Recently the Associated Press noted that out of the 25.5 million ballots cast in the contested states of Arizona, Georgia, Michigan, Nevada and Pennsylvania, only 475 ballots could be considered potentially fraudulently, hardly anywhere near enough to flip those states to the crybaby-in-chief Donald Trump.
Oddly enough, while DeSantis is running around claiming to be the J. Edgar Hoover of elections, he has been strangely mum about doing much of anything about the Republican use of “ghost” candidates to flip two Florida Senate seats to Republican candidates. Very naughty. Not very nice and illegal, too.

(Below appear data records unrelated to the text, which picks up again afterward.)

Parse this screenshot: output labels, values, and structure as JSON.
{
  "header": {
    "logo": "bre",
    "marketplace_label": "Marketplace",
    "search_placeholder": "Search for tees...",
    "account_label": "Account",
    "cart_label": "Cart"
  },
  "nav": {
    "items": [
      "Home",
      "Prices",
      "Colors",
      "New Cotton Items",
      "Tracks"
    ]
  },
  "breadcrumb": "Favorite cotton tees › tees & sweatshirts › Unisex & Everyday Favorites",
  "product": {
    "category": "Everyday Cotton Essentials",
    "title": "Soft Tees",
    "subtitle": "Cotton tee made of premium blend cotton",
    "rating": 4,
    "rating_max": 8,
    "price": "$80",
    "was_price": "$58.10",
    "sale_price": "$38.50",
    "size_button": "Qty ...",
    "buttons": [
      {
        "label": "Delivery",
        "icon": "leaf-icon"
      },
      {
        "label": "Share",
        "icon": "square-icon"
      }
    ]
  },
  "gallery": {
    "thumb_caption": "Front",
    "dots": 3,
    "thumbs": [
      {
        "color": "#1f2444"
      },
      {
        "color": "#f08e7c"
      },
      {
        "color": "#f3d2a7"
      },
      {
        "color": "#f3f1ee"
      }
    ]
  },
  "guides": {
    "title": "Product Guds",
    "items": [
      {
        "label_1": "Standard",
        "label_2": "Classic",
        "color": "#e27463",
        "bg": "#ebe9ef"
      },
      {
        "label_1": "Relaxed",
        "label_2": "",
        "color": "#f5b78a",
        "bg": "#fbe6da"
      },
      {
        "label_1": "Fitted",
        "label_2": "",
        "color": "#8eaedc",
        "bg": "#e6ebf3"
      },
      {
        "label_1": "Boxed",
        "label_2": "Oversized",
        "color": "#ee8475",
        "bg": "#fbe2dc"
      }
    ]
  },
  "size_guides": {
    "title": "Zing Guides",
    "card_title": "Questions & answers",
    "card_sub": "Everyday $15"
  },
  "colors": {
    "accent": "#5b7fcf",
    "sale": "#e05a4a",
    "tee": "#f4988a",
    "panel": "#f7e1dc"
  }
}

But what does the Eliot Ness of elections have to say about such GOP mischief? Hummana, hummana, hummana, doesn’t quite count.
Voter fraud always has been a crime in Florida. Local law enforcement agencies, and presumably even the Florida Department of Law Enforcement (if needed) have all the legal tools at their disposal to prosecute those very rare cases where somebody channeled their inner Tammany Hall to cast a bonus ballot.
This could get out of hand.
Perhaps DeSantis will also create a special investigative unit to go after moonshiners, serial overdue library book crooks and of course, the most fiendish of them all — criminal masterminds who go around ripping off mattress tags without so much a twinge of remorse.
So why is DeSantis pursuing this phantom crusade to ferret out — nothing?
What is there to say, but: “Forget it Jake, it’s Tallahasseetown.”